1. I've made a lot of special modifications myself

  1. Depending on what computer you're working on, you might need to or uncomment some lines at the top of model2.py.
  2. Run python model2.py,1 which trains direct IBM Model 2 and then translates the test set into the file test.model2.en. It also prints out the BLEU score.
  3. After each epoch, the training prints out the translation of the first ten sentences of the dev set. Write down some observations about what's wrong with the translations.2 (Note: The badness of these translations isn't the fault of Brown et al., who never intended Model 2 to be used directly for translation, as we are doing here.)
  4. Modify Decoder.step() and Decoder.forward() so that the weighted average is inside the softmax, as in equation (3.26) and Figure 3.1c.3
  5. The train perplexity should reach 75 or better and the dev perplexity 150 or better.1
  6. The BLEU score probably didn't get much better, but write down any qualitative differences you see in the dev translations.2 The Chinese word for droid is 机 器 人 (three tokens). Did you see improvement in the translation of this word, and why?1

2. It's an older code, sir, but it checks out

  1. Modify the model to use a Transformer encoder as described in Section 3.5.4.3 It should have four layers (self-attention, FFN, self-attention, FFN, self-attention, FFN, self-attention, FFN). Use $d=256$ for the encoder and $d=128$ for the decoder. The FFNs should have residual connections (eq. 3.61). Most of your modifications will be in the Encoder class. You may use any of the classes/functions provided in layers.py, many of which have tricks tailored for small training data.
  2. Train the model for 20 epochs. Record the trainer's output1
  3. Report the BLEU score on test. To get full credit, your score must be better than 1.5%.1 Write down some observations about what did or didn't improve.2

3. Now witness the power of this fully operational translation system

  1. Modify the model further to use a Transformer decoder as described in Section 3.5.4.8 It should have just one layer (self-attention, FFN, cross-attention). Use $d=256$. For the self-attention (eq. 3.63), you can use layers.MaskedSelfAttention, which ensures that each English word attends to itself and to the left. Again, the FFNs should have residual connections (eq. 3.64). Most of your modifications will be in the Decoder class; don't forget to edit all three of Decoder.start(), Decoder.step(), and Decoder.forward().
  2. Train the model for 20 epochs. Record the trainer's output1, save your model, and submit the saved model.1
  3. Report the BLEU score on test. To get full credit, your score must be better than Backstroke of the West (4.6%).1 Write down some observations about what did or didn't improve.2

Submission

Please read these submission instructions carefully.

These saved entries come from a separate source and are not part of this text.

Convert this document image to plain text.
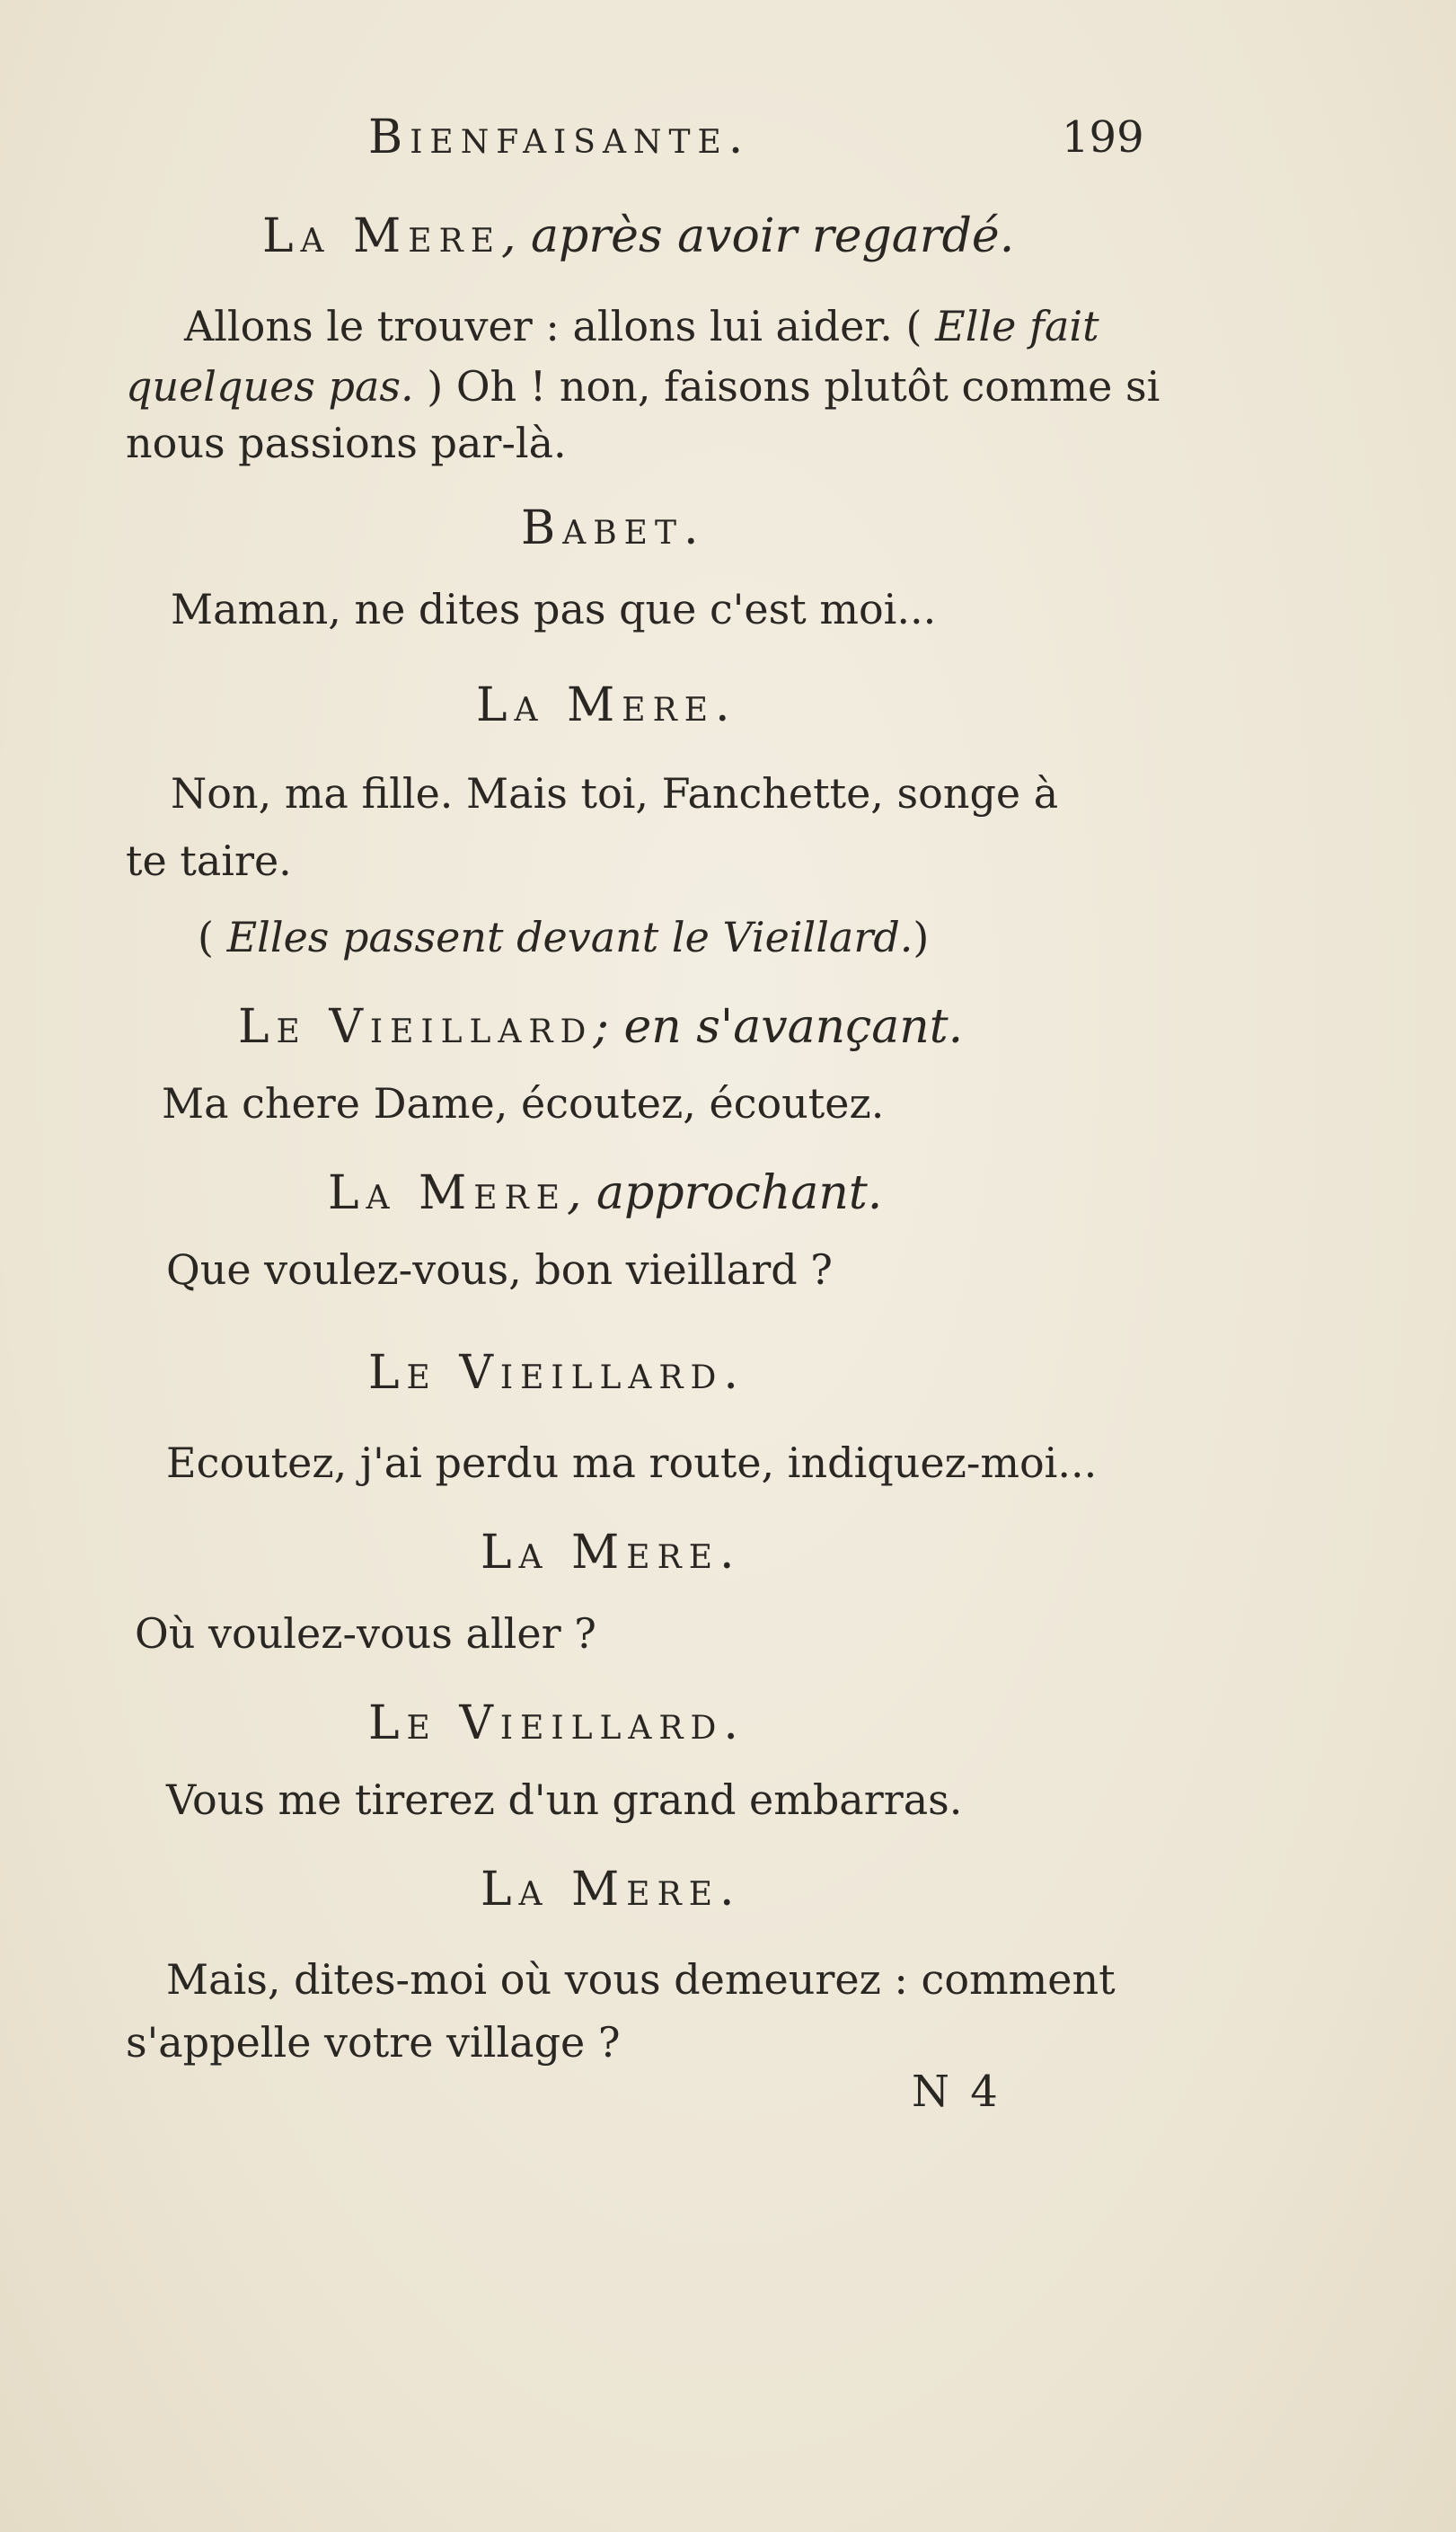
Bienfaisante.	199
La Mere, après avoir regardé.
Allons le trouver : allons lui aider. ( Elle fait
quelques pas. ) Oh ! non, faisons plutôt comme si
nous passions par-là.
Babet.
Maman, ne dites pas que c'est moi...
La Mere.
Non, ma fille. Mais toi, Fanchette, songe à
te taire.
( Elles passent devant le Vieillard.)
Le Vieillard; en s'avançant.
Ma chere Dame, écoutez, écoutez.
La Mere, approchant.
Que voulez-vous, bon vieillard ?
Le Vieillard.
Ecoutez, j'ai perdu ma route, indiquez-moi...
La Mere.
Où voulez-vous aller ?
Le Vieillard.
Vous me tirerez d'un grand embarras.
La Mere.
Mais, dites-moi où vous demeurez : comment
s'appelle votre village ?
N 4
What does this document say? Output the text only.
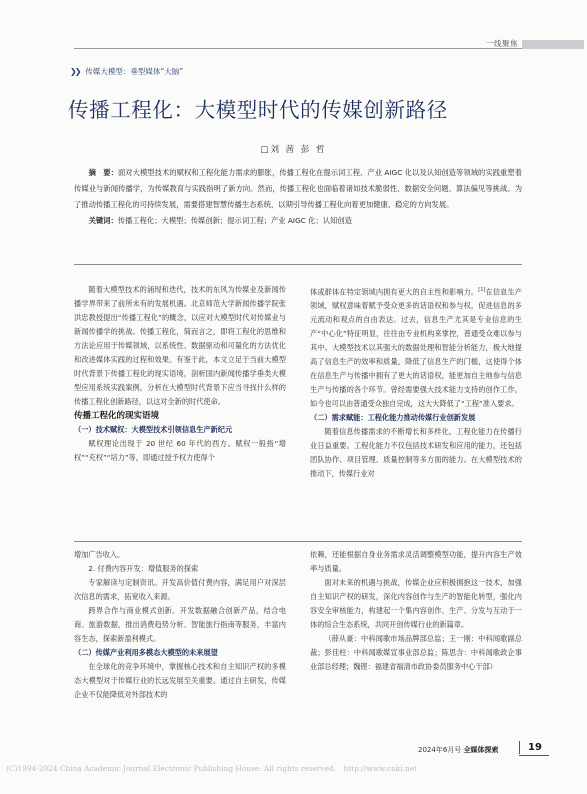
一线聚焦
❯❯ 传媒大模型：垂型媒体“大脑”
传播工程化：大模型时代的传媒创新路径
□刘 茜 彭 哲
摘　要：面对大模型技术的赋权和工程化能力需求的膨胀，传播工程化在提示词工程、产业 AIGC 化以及认知创造等领域的实践重塑着传媒业与新闻传播学，为传媒教育与实践指明了新方向。然而，传播工程化也面临着诸如技术脆弱性、数据安全问题、算法偏见等挑战。为了推动传播工程化的可持续发展，需要搭建智慧传播生态系统，以期引导传播工程化向着更加健康、稳定的方向发展。
关键词：传播工程化；大模型；传媒创新；提示词工程；产业 AIGC 化；认知创造

随着大模型技术的涌现和迭代，技术的东风为传媒业及新闻传播学界带来了前所未有的发展机遇。北京师范大学新闻传播学院张洪忠教授提出“传播工程化”的概念，以应对大模型时代对传媒业与新闻传播学的挑战。传播工程化，简而言之，即将工程化的思维和方法论应用于传媒领域，以系统性、数据驱动和可量化的方法优化和改进媒体实践的过程和效果。有鉴于此，本文立足于当前大模型时代背景下传播工程化的现实语境，剖析国内新闻传播学垂类大模型应用系统实践案例，分析在大模型时代背景下应当寻找什么样的传播工程化创新路径，以这对全新的时代使命。

传播工程化的现实语境

（一）技术赋权：大模型技术引领信息生产新纪元

赋权理论出现于 20 世纪 60 年代的西方。赋权一般指“增权”“充权”“培力”等，即通过授予权力使得个

体或群体在特定领域内拥有更大的自主性和影响力。[1]在信息生产领域，赋权意味着赋予受众更多的话语权和参与权，促进信息的多元流动和观点的自由表达。过去，信息生产尤其是专业信息的生产“中心化”特征明显，往往由专业机构来掌控，普通受众难以参与其中。大模型技术以其强大的数据处理和智能分析能力，极大地提高了信息生产的效率和质量，降低了信息生产的门槛，这使得个体在信息生产与传播中拥有了更大的话语权，能更加自主地参与信息生产与传播的各个环节。曾经需要强大技术能力支持的创作工作，如今也可以由普通受众独自完成，这大大降低了“工程”准入要求。

（二）需求赋能：工程化能力推动传媒行业创新发展

随着信息传播需求的不断增长和多样化，工程化能力在传播行业日益重要。工程化能力不仅包括技术研发和应用的能力，还包括团队协作、项目管理、质量控制等多方面的能力。在大模型技术的推动下，传媒行业对

增加广告收入。

2. 付费内容开发：增值服务的探索

专家解读与定制资讯。开发高价值付费内容，满足用户对深层次信息的需求，拓宽收入来源。

跨界合作与商业模式创新。开发数据融合创新产品，结合电商、旅游数据，推出消费趋势分析、智能旅行指南等服务，丰富内容生态，探索新盈利模式。

（二）传媒产业利用多模态大模型的未来展望

在全球化的竞争环境中，掌握核心技术和自主知识产权的多模态大模型对于传媒行业的长远发展至关重要。通过自主研发，传媒企业不仅能降低对外部技术的

依赖，还能根据自身业务需求灵活调整模型功能，提升内容生产效率与质量。

面对未来的机遇与挑战，传媒企业应积极拥抱这一技术，加强自主知识产权的研发，深化内容创作与生产的智能化转型，强化内容安全审核能力，构建起一个集内容创作、生产、分发与互动于一体的综合生态系统，共同开创传媒行业的新篇章。

（薛从豪：中科闻歌市场品牌部总监；王一刚：中科闻歌副总裁；彭佳柱：中科闻歌媒宣事业部总监；陈思含：中科闻歌政企事业部总经理；魏铿：福建省福清市政协委员服务中心干部）

2024年6月号 全媒体探索	19
(C)1994-2024 China Academic Journal Electronic Publishing House. All rights reserved.　http://www.cnki.net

  1. As often as you want, add and commit your submission files to the repository you created in the beginning.
  2. Before submitting, the repository should contain:
    • All of the code that you wrote.
    • Your final saved model from Part 3.
    • A README.md file with
      • Instructions on how to build/run your code.
      • Your responses to all of the instructions/questions in the assignment.
  3. To submit:
    • Push your work to GitHub and create a release in GitHub by clicking on "Releases" on the right-hand side, then "Create a new release" or "Draft a new release". Fill in "Tag version" and "Release title" with the part number(s) you're submitting and click "Publish Release".
    • If you submit the same part more than once, the grader will grade the latest release for that part.
    • For computing the late penalty, the submission time will be considered the commit time, not the release time.